Как уже говорилось, образ несчастного сознания имеет значение не только для философии Гегеля. Он имеет и методологическое значение, в итоге раскрывая все скрытые смыслы абстрактного понятия субъективности и автономности. Его можно считать аналитикой и диалектикой современной концепции конечности, по крайней мере, если отделить его логическую структуру от исторических реалий. Особенно ясно это показывает типичная для образа эмоциональная активность. Несчастье сознания указывает на то, что это, разумеется, не только простое, покойное и наивное переживание конечности. Несчастье состоит в том, что самость знает про себя, что она отнесена к действительности, которая, в то же время, от нее удаляется. Это делается всего очевидней в момент понимания того, что несчастное сознание вытекает из опыта скептицизма.
Для скептического сознания характерно одно примечательное противоречие. Это сознание постоянно открывает относительность, несубстанциональность и переходность любого устойчивого определения. Скептик подвергает весь мир распаду. Он являет собой иллюстрацию того, насколько все случайно, напрасно и бессмысленно. Так субъективность демонстрирует свою всеобъемлющую мощь. Здесь, как и в стоицизме, она показала свою силу, однако показала тем, что вся, как она есть, удалилась от мира (стоик — это “реприза” господина, участника диалектики господства-рабства). Теперь, в скептицизме, происходит все то же самое, но еще более радикально. Теперь субъективность демонстрирует свою мощь, активно разрушая стабильность и независимость мира, который дан (скептик — “реприза” раба). В отрицании всякой несхожести она выставляет себя в качестве абсолюта. Все различия выглядят как просто исчезающие различия, падающие под властью самосознания.[14] В этой практике отрицания субъективность переживает собственную свободу как то, что она сама себе гарантирует, и как то, что ею же самой удерживается.

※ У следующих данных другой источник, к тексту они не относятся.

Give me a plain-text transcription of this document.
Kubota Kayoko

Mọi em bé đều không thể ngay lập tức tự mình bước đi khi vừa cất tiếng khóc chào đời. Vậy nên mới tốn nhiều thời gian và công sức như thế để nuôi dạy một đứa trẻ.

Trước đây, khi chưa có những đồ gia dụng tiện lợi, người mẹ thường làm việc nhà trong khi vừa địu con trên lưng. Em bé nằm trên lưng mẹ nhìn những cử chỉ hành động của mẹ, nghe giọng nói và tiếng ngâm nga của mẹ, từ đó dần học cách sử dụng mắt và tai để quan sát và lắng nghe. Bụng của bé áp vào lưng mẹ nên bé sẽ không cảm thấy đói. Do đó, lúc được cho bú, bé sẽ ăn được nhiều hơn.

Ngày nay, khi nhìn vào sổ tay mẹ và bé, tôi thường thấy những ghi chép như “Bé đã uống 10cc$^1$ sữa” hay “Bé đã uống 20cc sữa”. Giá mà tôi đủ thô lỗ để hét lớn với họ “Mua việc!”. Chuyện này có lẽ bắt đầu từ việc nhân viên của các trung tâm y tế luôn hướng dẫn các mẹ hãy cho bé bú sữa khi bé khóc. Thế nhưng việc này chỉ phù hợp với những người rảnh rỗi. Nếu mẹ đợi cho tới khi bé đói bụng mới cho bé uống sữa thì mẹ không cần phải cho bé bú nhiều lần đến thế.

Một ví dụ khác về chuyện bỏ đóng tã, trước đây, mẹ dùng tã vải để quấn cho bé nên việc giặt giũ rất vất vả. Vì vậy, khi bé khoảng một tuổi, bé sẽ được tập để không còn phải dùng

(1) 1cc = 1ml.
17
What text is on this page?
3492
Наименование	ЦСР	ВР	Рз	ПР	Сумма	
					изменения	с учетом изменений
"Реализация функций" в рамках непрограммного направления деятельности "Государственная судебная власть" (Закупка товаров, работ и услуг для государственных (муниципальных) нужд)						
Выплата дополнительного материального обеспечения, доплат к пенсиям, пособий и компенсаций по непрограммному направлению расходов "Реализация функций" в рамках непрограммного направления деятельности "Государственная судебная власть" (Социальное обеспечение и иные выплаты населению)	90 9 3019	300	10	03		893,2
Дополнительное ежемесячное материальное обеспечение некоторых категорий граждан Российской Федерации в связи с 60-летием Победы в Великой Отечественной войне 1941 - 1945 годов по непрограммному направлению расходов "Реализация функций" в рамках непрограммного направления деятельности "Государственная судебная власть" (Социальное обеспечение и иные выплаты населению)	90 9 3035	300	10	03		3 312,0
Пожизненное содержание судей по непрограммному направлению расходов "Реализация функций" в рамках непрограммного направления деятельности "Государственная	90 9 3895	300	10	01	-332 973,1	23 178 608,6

В этой точке манифестирует себя сущностное для скептицизма противоречие. Неравенство всего, что есть (всеобщая относительность), возможно только благодаря равенству (тождеству) самосознания. Но столь же верно и противоположное. Тождество самосознания существует исключительно милостью всеобщей относительности и нестабильности вещей. Таким образом, самость привязана к иному, она стоит напротив иного и тем самым теряет свое особое положение. Его тождественность становится различием между всеми другими различиями. Гегель выражает это так: “Оно [самосознание] провозглашает ничтожество видения, слышания и т. д., а само оно видит, слышит и т. д.; оно провозглашает ничтожество нравственных существенностей — и в то же время само подчиняет свои поступки их власти.”[15] Скептическое сознание — двойственное, самопротиворечивое сознание. Это сознание самого себя как неизменного и тождественного (стоящего выше всех различий, утверждающегося посредством негативной диалектики) и себя как чисто случайного и неравного (занимающего одну из множества различных позиций). Оно одновременно и абсолютно, и зависимо. Решающим моментом для скептицизма является то, о чем Гегель пишет на с. 125: “оно (сознание — авт.) удерживает это противоречие самому себе непримиренным”[16]. Ему сопутствует атмосфера легкомыслия, из-за которой ему не может открыться смысл его положения. Оно вечно изменчиво, чтобы не допустить переживания противоречия между двумя позициями одной отдельной самостью.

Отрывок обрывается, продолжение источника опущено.